Well, the federal forces came into Portland at President Trump’s request and started a routine of attacking a largely peaceful crowd every night and doing so with military-grade tear gas. That repeated use of tear gas, which was also abused by the Portland police, resulted in many people having a lot of effects, as you can imagine. Some of those effects were the irritation of their lungs, damage to their lungs. It causes people to cough, which creates more expulsion of coronavirus. It irritates the lungs, which makes them more susceptible to getting coronavirus. The experts were telling us people will get sicker when their lungs have been compromised.
But this repeated use was also raising issues about the impact on the environment. This gas washing into the river, is it having some other effects that we don’t know? Does it stay as a residue when boiled? Does it have an impact in that fashion? So there were health concerns, and there were environmental concerns. We don’t have answers. We don’t know, so this letter to the EPA was specifically about the environmental side.
Can we get support from the EPA to test the soil and vegetation, the groundwater, the air to see how much residual presence there is of these chemicals? What do we know about the immediate and long-term effects on natural spaces, parks, trees, rivers, so on, and so forth? Does EPA plan to study environmental and human health impacts on stressed communities? Communities of color—BIPOC communities, if you will—Black, Indigenous, people of color? These are the types of questions we were hearing from our constituents. We don’t know the answers to them, and we wanted to work with our government on a study to provide some answers.

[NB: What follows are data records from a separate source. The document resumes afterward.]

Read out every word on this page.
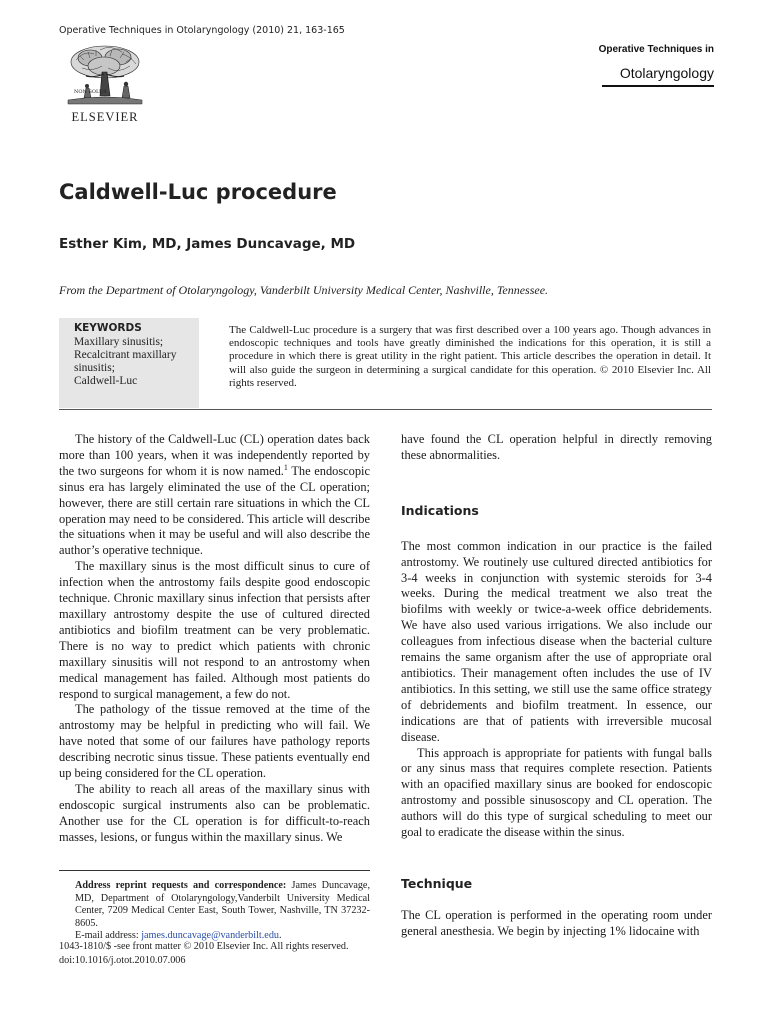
Operative Techniques in Otolaryngology (2010) 21, 163-165
NON SOLUS
ELSEVIER
Operative Techniques in
Otolaryngology
Caldwell-Luc procedure
Esther Kim, MD, James Duncavage, MD
From the Department of Otolaryngology, Vanderbilt University Medical Center, Nashville, Tennessee.
KEYWORDS
Maxillary sinusitis;
Recalcitrant maxillary
sinusitis;
Caldwell-Luc
The Caldwell-Luc procedure is a surgery that was first described over a 100 years ago. Though advances in endoscopic techniques and tools have greatly diminished the indications for this operation, it is still a procedure in which there is great utility in the right patient. This article describes the operation in detail. It will also guide the surgeon in determining a surgical candidate for this operation. © 2010 Elsevier Inc. All rights reserved.

The history of the Caldwell-Luc (CL) operation dates back more than 100 years, when it was independently reported by the two surgeons for whom it is now named.$^1$ The endoscopic sinus era has largely eliminated the use of the CL operation; however, there are still certain rare situations in which the CL operation may need to be considered. This article will describe the situations when it may be useful and will also describe the author’s operative technique.

The maxillary sinus is the most difficult sinus to cure of infection when the antrostomy fails despite good endoscopic technique. Chronic maxillary sinus infection that persists after maxillary antrostomy despite the use of cultured directed antibiotics and biofilm treatment can be very problematic. There is no way to predict which patients with chronic maxillary sinusitis will not respond to an antrostomy when medical management has failed. Although most patients do respond to surgical management, a few do not.

The pathology of the tissue removed at the time of the antrostomy may be helpful in predicting who will fail. We have noted that some of our failures have pathology reports describing necrotic sinus tissue. These patients eventually end up being considered for the CL operation.

The ability to reach all areas of the maxillary sinus with endoscopic surgical instruments also can be problematic. Another use for the CL operation is for difficult-to-reach masses, lesions, or fungus within the maxillary sinus. We

have found the CL operation helpful in directly removing these abnormalities.

Indications

The most common indication in our practice is the failed antrostomy. We routinely use cultured directed antibiotics for 3-4 weeks in conjunction with systemic steroids for 3-4 weeks. During the medical treatment we also treat the biofilms with weekly or twice-a-week office debridements. We have also used various irrigations. We also include our colleagues from infectious disease when the bacterial culture remains the same organism after the use of appropriate oral antibiotics. Their management often includes the use of IV antibiotics. In this setting, we still use the same office strategy of debridements and biofilm treatment. In essence, our indications are that of patients with irreversible mucosal disease.

This approach is appropriate for patients with fungal balls or any sinus mass that requires complete resection. Patients with an opacified maxillary sinus are booked for endoscopic antrostomy and possible sinusoscopy and CL operation. The authors will do this type of surgical scheduling to meet our goal to eradicate the disease within the sinus.

Technique

The CL operation is performed in the operating room under general anesthesia. We begin by injecting 1% lidocaine with

Address reprint requests and correspondence: James Duncavage, MD, Department of Otolaryngology,Vanderbilt University Medical Center, 7209 Medical Center East, South Tower, Nashville, TN 37232-8605.
E-mail address: james.duncavage@vanderbilt.edu.
1043-1810/$ -see front matter © 2010 Elsevier Inc. All rights reserved.
doi:10.1016/j.otot.2010.07.006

The gas didn’t just affect the protesters. The wind blew it into surrounding communities that also were affected.
Has the environmental and health threat decreased since writing that letter? I’m curious if you’d say whether the threat remains to the environment and human health since that letter went out.
We remain quite concerned given the multiple exposures that have occurred over the last few months and potentially the months to come. The gas didn’t just affect the protesters. The wind blew it into surrounding communities that also were affected. You need to recognize the very large quantity of gas used day after day after day.
Why aren’t we studying this gas more closely? Do you have any indication of why these questions haven’t already been answered given how long these chemicals have been around?
I suspect that there have been studies, but perhaps those studies exist in the archives somewhere. What we’re saying is come through and tell us what we know. If we’re using it without knowing the impact, that would be outrageous as well. We know the impact is bad in different ways. It should be part of the discussion over the use of this gas.
Given this direct impact on people during this pandemic and potential impact on the environment, there’s a lot of reasons to think twice, but let’s put science to work. What do we actually know? And if there hasn’t been much work on it, well, that work needs to happen now. It’s important to remember that tear gas is a form of chemical warfare. Those chemicals are going to have an impact, so let’s understand it well before its use continues anywhere.
One last question that’s important. Sen. Merkley, where do we go from here? The country at large is in this state of chaos, right? With protests continuing, police continue to respond pretty violently across the U.S. by using this gas. What happens now?
These conflicts in the street largely come from the divisive strategy of President Trump working to pit one group of Americans against other groups of Americans. We need to return to the understanding that peaceful public protest is part of that civil dialogue and that it’s unacceptable to essentially encourage division and racial hatred—racism, if you will, bigotry—that drives conflict.